Imagine how Marko Dano must feel, being traded twice before even playing a full NHL season. One could forgive him if he felt mildly offended.
Dano, a 21-year-old Slovakian and a former 1st round draft pick of the Columbus Blue Jackets, hadn’t even played 40 games for the team that drafted him before they were shipping him off to Chicago for Brandon Saad. He then played all of 13 games for Chicago before they too told him to pack his bags and sent him to the Winnipeg Jets.
It’s not as if Dano was traded for bags of pucks or a single dollar as Kris Draper famously was but even if he was traded for Jets captain Andrew Ladd and a future star contributing in the present in Saad, it’s hard to imagine him not feeling a little slighted. If his first few weeks in a Winnipeg Jets uniform are any indication, Dano is taking that rejection the way many hockey players seem to: as motivation to work harder.

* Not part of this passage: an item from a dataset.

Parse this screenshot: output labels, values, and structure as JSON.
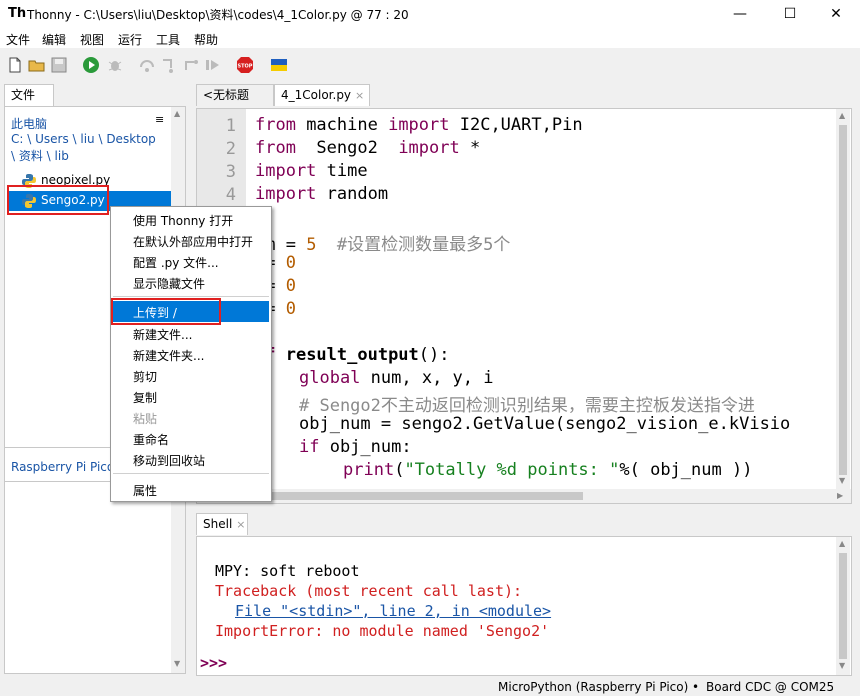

Determination and mental strength are virtues so common among NHL players that they’re basically expected of them at this point, so nobody should be surprised that Dano appears to have adopted the mentality of make-them-sorry-they-traded-me. That said, it’s encouraging to see nonetheless. The Jets gave up a big part of their present to land Dano, so the hope is he will become a big part of their future. There was an adjustment period, as is to be expected, but it seems to be passing now.
After going five games without a point after joining #NHLJets Marko Dano has two goals, four points in his past four games
— Ken Wiebe (@WiebeSunSports) March 15, 2016
To be clear, the Jets do not expect Dano to replace Ladd, who twice led the team in points and was among the team’s most consistent forwards in every zone. What they do expect is that he shows them something that makes giving their captain to a Stanley Cup contender a little more bearable.
With five points in ten games so far, Dano’s job is far from complete, but it’s off to a promising start.
Another Hurdle to Leap
Exceeding expectations is what Dano seemingly does best. Going as far back as his draft year, he’s been an underdog. At the beginning of his draft season, Dano wasn’t really on anyone’s radar, and his eventual first round selection would’ve come as a huge surprise to scouts in November of 2012. Then the World Juniors rolled around, and Dano forcibly adjusted everyone’s radar to get himself on it.
Dano put up four goals and nine points in just six games as an underage player, and suddenly he was in the conversation as a top prospect. When Columbus took a flyer on him with their third of three first round picks that year, 27th overall, nobody was really shocked. For one thing, teams with three first rounders have every right and every reason to swing for the fences with the third pick (a philosophy the Boston Bruins took to heart with all three of their picks last year). For another, Dano’s performance at the WJC had made teams take notice of his play with the KHL’s Slovan Bratislava.
For those curious, the Blue Jackets’ other two picks in that draft were Kerby Rychel and Alexander Wennberg. Rychel has reportedly asked for a trade out of Columbus after having had no success becoming an NHL regular despite strong AHL numbers, while Wennberg has played 125 games for the Jackets so far, and has had moderate success. It’s worth noting that Dano outscored him in 2014-15 with 21 points in just 35 games, 33 fewer games than Wennberg himself played.
What a coup for Winnipeg to get Marko Dano back for Andrew Ladd. Gonna be a special player.
— Daniel J. Friedman (@DanJFriedman) March 11, 2016
It’s far too early to say whether Dano will end up being the best of those three first rounders, and right now even money is on all three being good NHL players one day, even if right now it looks like only Wennberg will do so in a Columbus uniform. All that can be said definitely at this point is that Dano has all the skills to be a big part of the Jets’ future. He’s solid defensively, willing to go to the dirty areas to score goals, and likes to play a gritty, at times agitating style.
Again, Dano is not Ladd’s replacement. And I know it’s hard for Jets fans to be up on anything right now (not for want of trying on my part) but Dano does represent a step forward for the future.
A future that is blindingly bright and getting closer by the day is a good reward for all the Jets have been through this year. Someday that future hope is going to have to translate into something, and Dano is going to be a big part of it when it does. After all, he’s no stranger to beating the odds.